Василий Васильевич разговаривает по телефону; увидев нас, он говорит в трубку: «А вот и они!» Он передает ее мне и объясняет: «Иван!» И вот я слышу далекий, почти не измененный расстоянием голос моего друга. Иван Федосеевич говорит, что находится сейчас в том самом месте, где мы были с ним два года назад, километрах в сорока с лишним от Райгорода, неподалеку от бывшей усадьбы Воронцовых-Дашковых, где было имение князей… Я сразу же вспоминаю не совсем обычный поселок, административный центр нескольких деревень, затерявшийся среди полей, рядом с одичавшим старинным парком. Там был небольшой деревянный дом с мезонином, вероятно поповский, потому что, кроме помещичьего дома, от которого и следа не осталось, в давние времена там находились только дворы церковников. И еще там стояли вокруг обширной луговины, пересеченной в разных направлениях следами телег и автомашин, новые здания, рубленые, оштукатуренные и собранные из щитов, крытые железом, шифером, этернитом, с красными, синими, черными и зелеными стеклянными вывесками – сельсовет, почта, сберкасса, лесничество, сливной молочный пункт, какая-то научная станция…

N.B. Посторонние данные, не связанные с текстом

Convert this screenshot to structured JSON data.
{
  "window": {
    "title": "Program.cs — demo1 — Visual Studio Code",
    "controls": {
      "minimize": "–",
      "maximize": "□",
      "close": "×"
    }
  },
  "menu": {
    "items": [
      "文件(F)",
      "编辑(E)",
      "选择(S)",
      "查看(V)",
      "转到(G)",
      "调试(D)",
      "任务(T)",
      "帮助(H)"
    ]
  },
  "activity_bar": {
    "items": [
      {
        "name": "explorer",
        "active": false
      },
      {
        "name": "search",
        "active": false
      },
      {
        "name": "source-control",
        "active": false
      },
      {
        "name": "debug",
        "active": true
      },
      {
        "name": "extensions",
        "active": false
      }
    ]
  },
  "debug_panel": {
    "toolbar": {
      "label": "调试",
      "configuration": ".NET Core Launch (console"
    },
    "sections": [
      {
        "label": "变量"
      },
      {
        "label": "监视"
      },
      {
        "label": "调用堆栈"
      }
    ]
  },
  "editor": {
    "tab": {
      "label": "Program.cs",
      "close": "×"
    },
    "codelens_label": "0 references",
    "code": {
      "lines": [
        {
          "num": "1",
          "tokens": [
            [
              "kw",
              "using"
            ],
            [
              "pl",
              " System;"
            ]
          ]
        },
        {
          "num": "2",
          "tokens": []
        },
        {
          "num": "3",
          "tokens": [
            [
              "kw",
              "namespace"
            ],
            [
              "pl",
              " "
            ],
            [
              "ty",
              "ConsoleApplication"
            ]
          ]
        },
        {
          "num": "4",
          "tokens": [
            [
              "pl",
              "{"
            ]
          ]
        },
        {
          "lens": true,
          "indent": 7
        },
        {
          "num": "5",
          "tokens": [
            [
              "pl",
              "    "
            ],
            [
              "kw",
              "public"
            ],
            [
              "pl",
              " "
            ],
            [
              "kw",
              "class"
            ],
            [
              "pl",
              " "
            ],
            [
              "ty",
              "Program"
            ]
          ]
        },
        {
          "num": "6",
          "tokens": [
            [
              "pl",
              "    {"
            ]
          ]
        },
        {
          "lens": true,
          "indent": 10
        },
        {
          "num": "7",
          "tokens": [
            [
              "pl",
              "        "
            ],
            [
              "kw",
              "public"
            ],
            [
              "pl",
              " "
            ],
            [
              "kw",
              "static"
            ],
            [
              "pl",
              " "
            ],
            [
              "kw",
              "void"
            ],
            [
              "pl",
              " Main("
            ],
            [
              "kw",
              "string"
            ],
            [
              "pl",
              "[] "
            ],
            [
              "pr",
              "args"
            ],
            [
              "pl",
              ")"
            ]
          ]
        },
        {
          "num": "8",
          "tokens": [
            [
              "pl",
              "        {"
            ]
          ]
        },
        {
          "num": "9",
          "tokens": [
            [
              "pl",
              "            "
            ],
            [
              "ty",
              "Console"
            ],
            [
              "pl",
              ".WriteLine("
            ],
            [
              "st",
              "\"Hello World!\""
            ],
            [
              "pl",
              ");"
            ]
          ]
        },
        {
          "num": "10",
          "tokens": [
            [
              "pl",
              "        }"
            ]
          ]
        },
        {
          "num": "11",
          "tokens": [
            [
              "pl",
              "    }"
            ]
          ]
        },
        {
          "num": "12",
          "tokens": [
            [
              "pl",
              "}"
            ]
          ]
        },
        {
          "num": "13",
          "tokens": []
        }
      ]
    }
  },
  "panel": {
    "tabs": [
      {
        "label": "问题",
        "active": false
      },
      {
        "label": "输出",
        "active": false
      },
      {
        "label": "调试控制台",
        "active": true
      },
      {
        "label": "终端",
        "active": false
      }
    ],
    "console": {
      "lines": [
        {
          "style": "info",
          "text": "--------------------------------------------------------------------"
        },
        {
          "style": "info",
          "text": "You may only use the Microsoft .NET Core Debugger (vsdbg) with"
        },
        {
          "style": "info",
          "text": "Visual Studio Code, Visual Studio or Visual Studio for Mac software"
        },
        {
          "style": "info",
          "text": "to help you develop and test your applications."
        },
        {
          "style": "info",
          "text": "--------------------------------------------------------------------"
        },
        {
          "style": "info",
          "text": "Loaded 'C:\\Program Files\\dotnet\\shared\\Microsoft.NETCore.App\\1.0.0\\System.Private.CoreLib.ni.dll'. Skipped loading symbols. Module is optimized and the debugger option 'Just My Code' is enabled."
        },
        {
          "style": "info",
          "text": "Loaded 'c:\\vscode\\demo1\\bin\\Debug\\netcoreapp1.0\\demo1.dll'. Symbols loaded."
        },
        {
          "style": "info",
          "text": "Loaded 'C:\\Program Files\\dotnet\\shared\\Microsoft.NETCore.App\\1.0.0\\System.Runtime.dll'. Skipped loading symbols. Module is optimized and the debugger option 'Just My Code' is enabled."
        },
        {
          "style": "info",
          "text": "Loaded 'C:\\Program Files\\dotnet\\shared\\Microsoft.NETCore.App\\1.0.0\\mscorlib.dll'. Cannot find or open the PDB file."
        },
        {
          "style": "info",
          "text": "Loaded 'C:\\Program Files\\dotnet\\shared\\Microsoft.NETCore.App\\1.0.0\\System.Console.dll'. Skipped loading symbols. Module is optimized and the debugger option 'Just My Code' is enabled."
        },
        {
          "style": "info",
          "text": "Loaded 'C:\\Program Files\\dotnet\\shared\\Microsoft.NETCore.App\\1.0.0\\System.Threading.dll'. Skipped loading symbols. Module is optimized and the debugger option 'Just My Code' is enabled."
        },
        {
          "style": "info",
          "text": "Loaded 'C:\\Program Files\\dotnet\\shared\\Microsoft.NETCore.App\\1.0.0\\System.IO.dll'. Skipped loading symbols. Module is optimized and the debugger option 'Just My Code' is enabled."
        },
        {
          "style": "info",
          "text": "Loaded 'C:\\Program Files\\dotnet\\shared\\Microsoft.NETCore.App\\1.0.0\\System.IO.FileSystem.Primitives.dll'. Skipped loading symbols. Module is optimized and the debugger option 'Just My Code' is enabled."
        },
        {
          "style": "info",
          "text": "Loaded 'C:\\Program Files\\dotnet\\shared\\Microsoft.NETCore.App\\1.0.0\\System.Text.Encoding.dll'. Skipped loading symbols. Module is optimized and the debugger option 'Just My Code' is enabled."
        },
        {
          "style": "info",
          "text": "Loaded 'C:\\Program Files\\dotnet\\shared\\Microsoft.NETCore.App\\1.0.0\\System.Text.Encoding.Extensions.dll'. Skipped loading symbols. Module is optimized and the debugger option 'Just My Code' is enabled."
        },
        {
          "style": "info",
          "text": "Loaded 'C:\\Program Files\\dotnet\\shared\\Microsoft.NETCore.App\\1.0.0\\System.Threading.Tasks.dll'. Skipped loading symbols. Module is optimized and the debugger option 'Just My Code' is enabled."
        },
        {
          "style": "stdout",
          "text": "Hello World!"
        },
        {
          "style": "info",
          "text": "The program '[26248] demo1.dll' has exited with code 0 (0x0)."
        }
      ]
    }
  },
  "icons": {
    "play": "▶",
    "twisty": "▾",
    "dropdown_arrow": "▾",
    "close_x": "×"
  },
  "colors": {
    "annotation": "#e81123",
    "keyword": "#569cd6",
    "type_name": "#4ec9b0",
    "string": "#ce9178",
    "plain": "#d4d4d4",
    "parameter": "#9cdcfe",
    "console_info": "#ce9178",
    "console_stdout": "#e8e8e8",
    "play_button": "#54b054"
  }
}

Пока Иван Федосеевич рассказывает, что он объединял здесь колхозы, а теперь собирается домой, в памяти моей встает тот июльский день, когда мы были с ним там, выглянувшее после дождя солнце, и как мы шли к парку, откуда, по уверению Ивана Федосеевича, можно было увидеть далекое воронцовское поместье, потому что такой прямой была дорога, специально проложенная к приезду императрицы Екатерины, посетившей здесь известную Е. Дашкову. Мы шли мимо дома с мезонином, и мой приятель, посмотрев на низкое и широкое окно мезонина, с некоторой грустью сказал, что там, когда он работал в этих местах, жил секретарь ячейки, и что они, бывало, допоздна засиживались вдвоем. А на старинном валу позади парка, за которым, на месте широкого проспекта, обозначенного теперь одинокими исполинскими березами, вился среди лесной поросли глухой затравенелый проселок, Иван Федосеевич остановил мужика, возвращавшегося со сливного пункта с порожними молочными бидонами. Тот охотно придержал лошадь, стал было сворачивать цигарку, готовясь к обстоятельному разговору. Он ответил на несколько вопросов о давних товарищах Ивана Федосеевича, поинтересовался: «Сами-то вы откуда будете?» Потом, когда Иван Федосеевич, ничего не сказав о себе, принялся расспрашивать, каков у них колхоз, много ли нынче выдали, он с простодушной удовлетворенностью сообщил: «Подходяче… Кила полтора зерна, рубь деньгами…» Иван Федосеевич вдруг резко повернулся и пошел прочь, – от неожиданности наш мужик даже табак просыпал. «Подходяче!..» – несколько раз сердито проговорил мой приятель.
Я вспоминаю все это, и наш телефонный разговор сегодня кажется мне как бы естественным заключением той давнишней случайной встречи.
Иван Федосеевич говорит, что звонил домой, но никто не отвечает, а ему сегодня ехать, вот он и попросил Василия Васильевича, чтобы тот выслал за ним к Угожам машину – дальше-то не проехать… А уж до Угож его отсюда на лошади доставят. Часам к двенадцати если пошлют, в самый раз будет – дорога-го нынче!.. Он спешит попрощаться, потому что лошадь уже подана, зовет приехать к нему завтра утром.